Sederhana saya bertanya kepada pihak yang biasa menghubungi pengurus apabila ada anak yang memang membutuhkan bantuan.

“orang tuanya kemana pak?
“wah neng, kasian pokoknya, ibunya ada di luar negeri, bapaknya ada di banten, keluarganya pada pisah-pisah semua”.
“ini anak disini tinggal sama siapa sebelumnya?
“sama kakek neneknya neng, udah tua, dia dari kecil udh pisah sama orang tuanya. Orang tuanya bercerai. Ibunya nikah lagi, bapaknya kerja di banten, kakaknya pada pisah juga ngga tau ada dimana”.
“orang tuanya masih membiayai dan menengok si anak ke rumah neneknya pak?
“boro-boro neng, ketemu si anakny aja ketika lebaran udah untung, kalo bisa. Biasanya sih ngga.
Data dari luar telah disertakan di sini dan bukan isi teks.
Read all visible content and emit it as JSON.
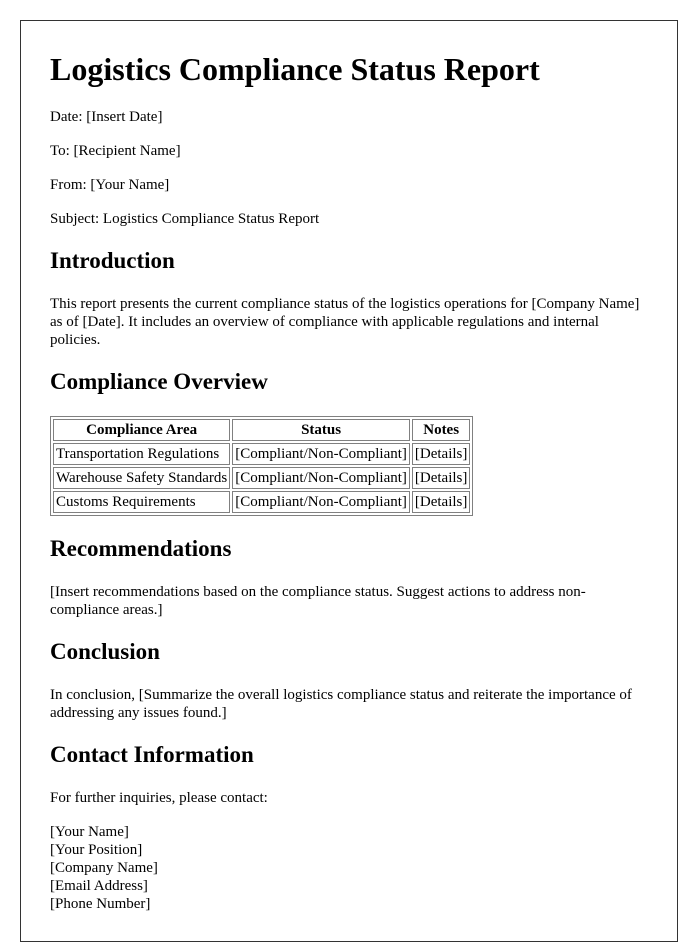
{
  "title": "Logistics Compliance Status Report",
  "meta": {
    "date": "Date: [Insert Date]",
    "to": "To: [Recipient Name]",
    "from": "From: [Your Name]",
    "subject": "Subject: Logistics Compliance Status Report"
  },
  "introduction": {
    "heading": "Introduction",
    "text": "This report presents the current compliance status of the logistics operations for [Company Name] as of [Date]. It includes an overview of compliance with applicable regulations and internal policies."
  },
  "overview": {
    "heading": "Compliance Overview",
    "columns": [
      "Compliance Area",
      "Status",
      "Notes"
    ],
    "rows": [
      [
        "Transportation Regulations",
        "[Compliant/Non-Compliant]",
        "[Details]"
      ],
      [
        "Warehouse Safety Standards",
        "[Compliant/Non-Compliant]",
        "[Details]"
      ],
      [
        "Customs Requirements",
        "[Compliant/Non-Compliant]",
        "[Details]"
      ]
    ]
  },
  "recommendations": {
    "heading": "Recommendations",
    "text": "[Insert recommendations based on the compliance status. Suggest actions to address non-compliance areas.]"
  },
  "conclusion": {
    "heading": "Conclusion",
    "text": "In conclusion, [Summarize the overall logistics compliance status and reiterate the importance of addressing any issues found.]"
  },
  "contact": {
    "heading": "Contact Information",
    "intro": "For further inquiries, please contact:",
    "lines": [
      "[Your Name]",
      "[Your Position]",
      "[Company Name]",
      "[Email Address]",
      "[Phone Number]"
    ]
  }
}
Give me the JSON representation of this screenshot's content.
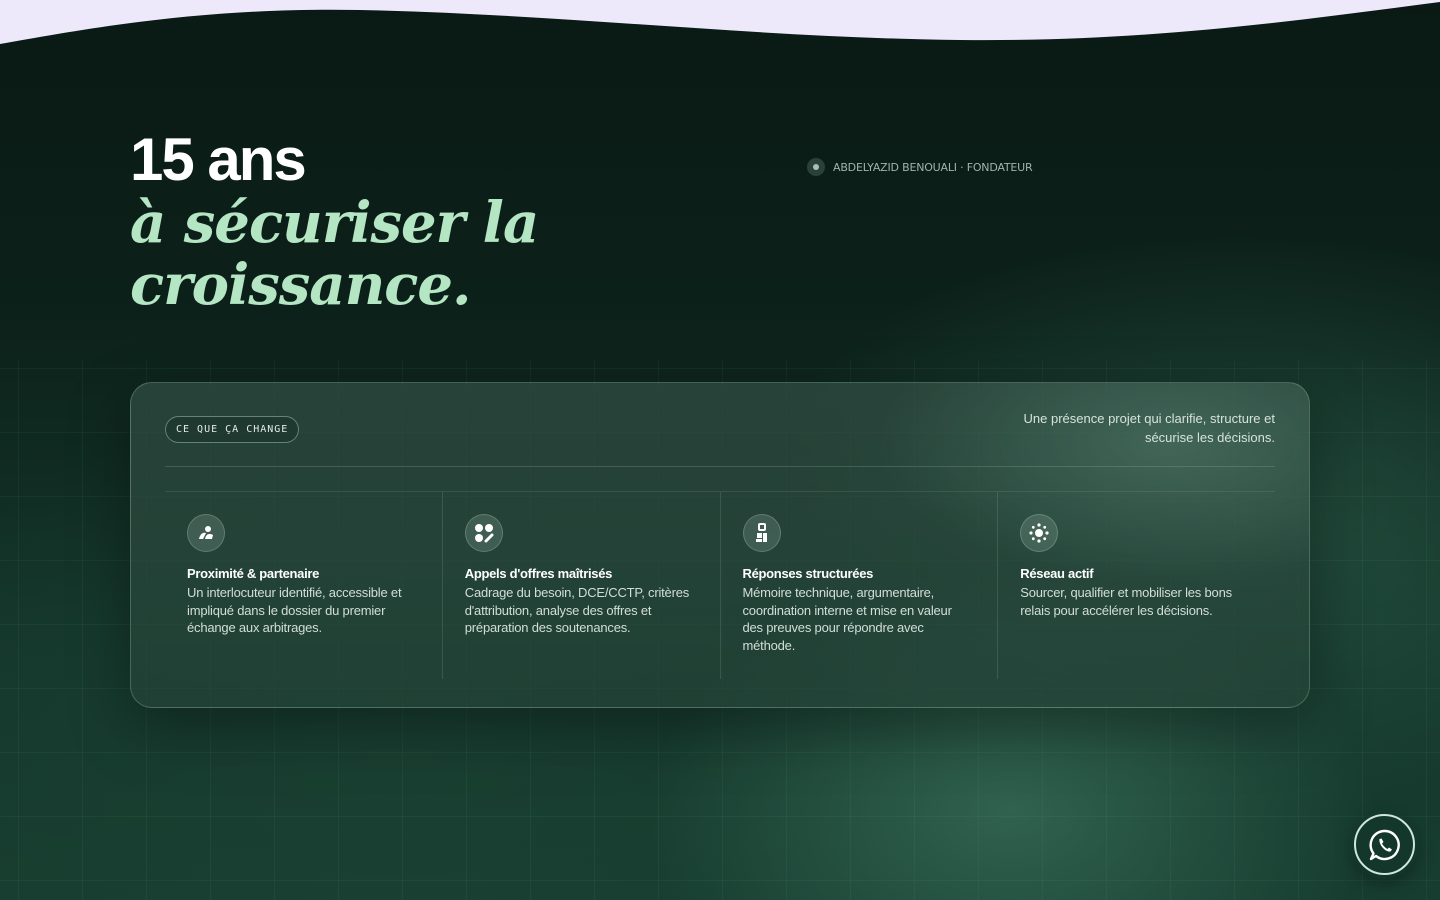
{
  "hero": {
    "line1": "15 ans",
    "line2": "à sécuriser la",
    "line3": "croissance."
  },
  "founder": {
    "label": "ABDELYAZID BENOUALI · FONDATEUR"
  },
  "card": {
    "pill_label": "CE QUE ÇA CHANGE",
    "tagline": "Une présence projet qui clarifie, structure et sécurise les décisions.",
    "features": [
      {
        "icon": "people-icon",
        "title": "Proximité & partenaire",
        "description": "Un interlocuteur identifié, accessible et impliqué dans le dossier du premier échange aux arbitrages."
      },
      {
        "icon": "dots-grid-icon",
        "title": "Appels d'offres maîtrisés",
        "description": "Cadrage du besoin, DCE/CCTP, critères d'attribution, analyse des offres et préparation des soutenances."
      },
      {
        "icon": "blocks-icon",
        "title": "Réponses structurées",
        "description": "Mémoire technique, argumentaire, coordination interne et mise en valeur des preuves pour répondre avec méthode."
      },
      {
        "icon": "network-icon",
        "title": "Réseau actif",
        "description": "Sourcer, qualifier et mobiliser les bons relais pour accélérer les décisions."
      }
    ]
  },
  "colors": {
    "background": "#0b1c16",
    "accent_green": "#b5e6c4",
    "wave": "#ede9fb"
  },
  "whatsapp": {
    "icon": "whatsapp-icon"
  }
}
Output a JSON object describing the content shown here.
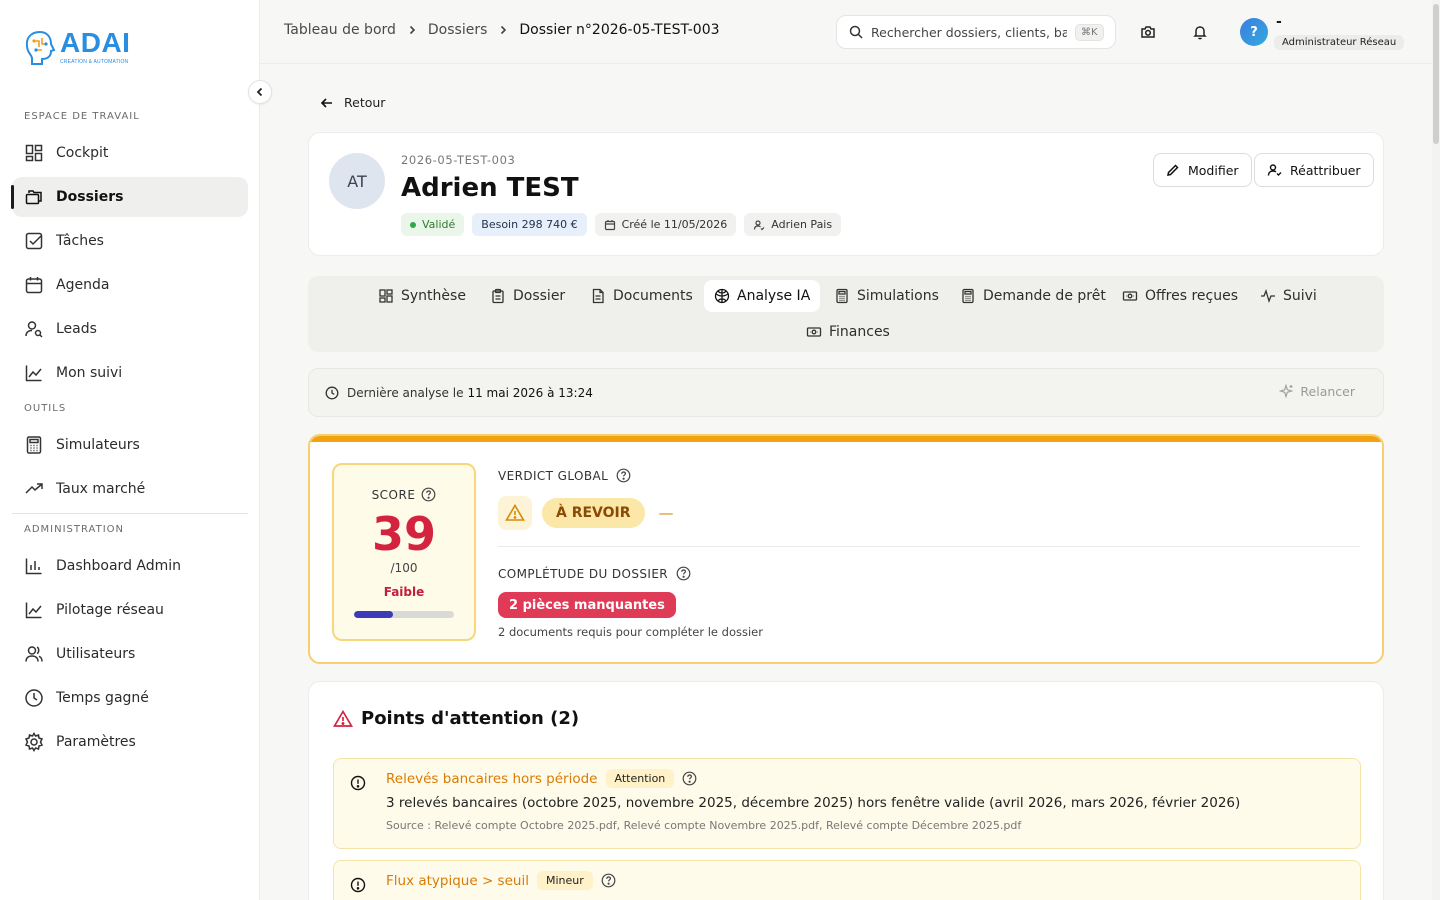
{
  "brand": {
    "name": "ADAI",
    "tagline": "CREATION & AUTOMATION"
  },
  "sidebar": {
    "sections": [
      {
        "label": "ESPACE DE TRAVAIL"
      },
      {
        "label": "OUTILS"
      },
      {
        "label": "ADMINISTRATION"
      }
    ],
    "items": [
      {
        "label": "Cockpit",
        "icon": "dashboard-icon"
      },
      {
        "label": "Dossiers",
        "icon": "folders-icon",
        "active": true
      },
      {
        "label": "Tâches",
        "icon": "checkbox-icon"
      },
      {
        "label": "Agenda",
        "icon": "calendar-icon"
      },
      {
        "label": "Leads",
        "icon": "user-search-icon"
      },
      {
        "label": "Mon suivi",
        "icon": "line-chart-icon"
      },
      {
        "label": "Simulateurs",
        "icon": "calculator-icon"
      },
      {
        "label": "Taux marché",
        "icon": "trending-up-icon"
      },
      {
        "label": "Dashboard Admin",
        "icon": "bar-chart-icon"
      },
      {
        "label": "Pilotage réseau",
        "icon": "line-chart-icon"
      },
      {
        "label": "Utilisateurs",
        "icon": "users-icon"
      },
      {
        "label": "Temps gagné",
        "icon": "clock-icon"
      },
      {
        "label": "Paramètres",
        "icon": "gear-icon"
      }
    ]
  },
  "topbar": {
    "breadcrumb": [
      "Tableau de bord",
      "Dossiers",
      "Dossier n°2026-05-TEST-003"
    ],
    "search_placeholder": "Rechercher dossiers, clients, ba...",
    "search_shortcut": "⌘K",
    "user": {
      "initial": "?",
      "name": "-",
      "role": "Administrateur Réseau"
    }
  },
  "back_label": "Retour",
  "client": {
    "initials": "AT",
    "reference": "2026-05-TEST-003",
    "name": "Adrien TEST",
    "status": "Validé",
    "need": "Besoin 298 740 €",
    "created": "Créé le 11/05/2026",
    "advisor": "Adrien Pais",
    "edit_label": "Modifier",
    "reassign_label": "Réattribuer"
  },
  "tabs": [
    {
      "label": "Synthèse",
      "icon": "grid-icon"
    },
    {
      "label": "Dossier",
      "icon": "clipboard-icon"
    },
    {
      "label": "Documents",
      "icon": "file-icon"
    },
    {
      "label": "Analyse IA",
      "icon": "brain-icon",
      "active": true
    },
    {
      "label": "Simulations",
      "icon": "calculator-icon"
    },
    {
      "label": "Demande de prêt",
      "icon": "calculator-icon"
    },
    {
      "label": "Offres reçues",
      "icon": "banknote-icon"
    },
    {
      "label": "Suivi",
      "icon": "activity-icon"
    },
    {
      "label": "Finances",
      "icon": "banknote-icon"
    }
  ],
  "analysis": {
    "last_label": "Dernière analyse le",
    "last_date": "11 mai 2026 à 13:24",
    "rerun_label": "Relancer"
  },
  "score": {
    "label": "SCORE",
    "value": "39",
    "max": "/100",
    "quality": "Faible",
    "fraction": 0.39
  },
  "verdict": {
    "title": "VERDICT GLOBAL",
    "value": "À REVOIR",
    "extra": "—"
  },
  "completeness": {
    "title": "COMPLÉTUDE DU DOSSIER",
    "missing": "2 pièces manquantes",
    "description": "2 documents requis pour compléter le dossier"
  },
  "attention": {
    "title": "Points d'attention (2)",
    "items": [
      {
        "name": "Relevés bancaires hors période",
        "badge": "Attention",
        "text": "3 relevés bancaires (octobre 2025, novembre 2025, décembre 2025) hors fenêtre valide (avril 2026, mars 2026, février 2026)",
        "source": "Source : Relevé compte Octobre 2025.pdf, Relevé compte Novembre 2025.pdf, Relevé compte Décembre 2025.pdf"
      },
      {
        "name": "Flux atypique > seuil",
        "badge": "Mineur",
        "text": "",
        "source": ""
      }
    ]
  },
  "colors": {
    "accent_orange": "#f2a20e",
    "score_red": "#d4233f",
    "brand_blue": "#2a8ee0"
  }
}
Nafas saya pun berat, sesekali saya lihat wajah anaknya yang sedang berada di luar ruangan, tak nampak wajah sedih, menyesal atau bersikap tidak wajar. Wajahnya damai, tenang dan bicaranya sangat santun, bila saya tidak mengetahui kisahnya dari bapak yang menemui saya, tak pernah terlintas anak ini memiliki masa lalu yang buruk.

“ini anak sekolah pak?
“sekolah neng di pesantren, tapi terancam berhenti.
“kenapa pak?
“kakek neneknya udah gak sanggup bayar iuran bulanan, katanya sih kemarin ibunya dari di luar negeri itu mau bayarin sekolah, tapi ternyata gak ada terus.

“berapa pak iuran sekolah per bulannya?
“150 ribu neng”.

Astagfirlahaladzim. Mungkin untuk sebagian besar daripada kita, uang segitu adalah uang jajan per bulan atau minggu, atau bisa jadi hanya hitungan hari, bagi keluarga si anak, uang itu adalah iuran sekolah yang bahkan tak sanggup untuk mereka penuhi. Orang tua anak pun tak ada kabar.

Ucap syukur dan haru ketika allah berikan pelajaran kisah mengenai kehidupan anak ini. Lebih bersyukur terhadap rezeki yang diberi, tidak menyia-nyiakan pendidikan yang telah diemban dan masih diberikan kesempatan untuk disayangi orang tua.

Akhinya, setelah wawancara, menggali data kepada anak, sanak keluarga dan diskusi pengurus, anak ini pun tinggal di panti alqomariyah, akan kami sekolahkan hingga selesai dan akan kami upayakan untuk mencari tahu keberadaan keluarganya. Agar anak ini bisa bertemu sanak keluarga sesekali, menghubungi ibunya, berbincang bersama bapaknya.

Lagi-lagi ditengah keterbatasan dan kesedihan yang menimpa, tak sedikitpun raut wajah sedih dan murung nampak dari wajah si anak. Yang ada, anak ini selalu mengutarakan keinginannya pada saya.

“saya mau jadi guru agama teh, mau kuliah sampai selesai”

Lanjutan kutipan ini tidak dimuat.